I want to see game studios start to put some humanity into the games. The best films and books are not about wonton destruction; they're about people and their stories. Mainstream game developers need to grow up and beyond a typical Steven Segal film and understand that they are a dominant entertainment form, and should take some responsibility to further the discourse around real-world issues.

And I don't think you necessarily understand why you're buying the violent games. You say it's for the competition. Are you aware that historically most competitive sports were war games, played by ancient armies to test out tactics and the fitness of the men for battle? Most competitive events have ancient roots in the military, and violence is a visceral, pervasive thing that we learn not to recognise, much less question in society.

Historically it has been the arts that have questioned the violence we exist in. Time for the new #1 art form to step up and do its job.

ApolloTheBoss1967d ago (Edited 1967d ago )

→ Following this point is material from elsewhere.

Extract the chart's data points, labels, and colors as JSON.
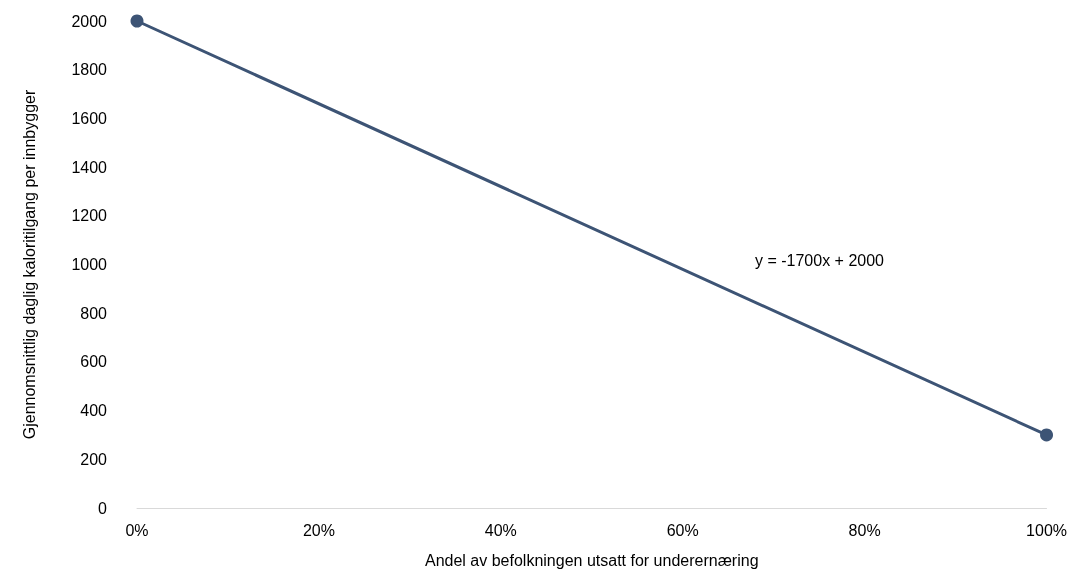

OK I still stand by my opinion when I say that violence doesn't necessarily have to be the reason I buy a competitive video game and that video below backs up my claim if you care to look at it. (Not to mention that the people in it are almost exactly saying your opinions word for word.) But I completely agree with you when you say that the top art in the world should better it's reputation as something that can respectable, rather than something that's shunned for its representation of all things violent. Sadly we're not in an age yet where society considers games art. Though they are, the rest of the world just doesn't take them seriously. I hope I live to see it happen one day though.

the4111967d ago

Wow, two people on the Internet (N4G, no less) having an intelligent, civilized, coherent discussion about a hot topic. Color me impressed. Bubbles for both!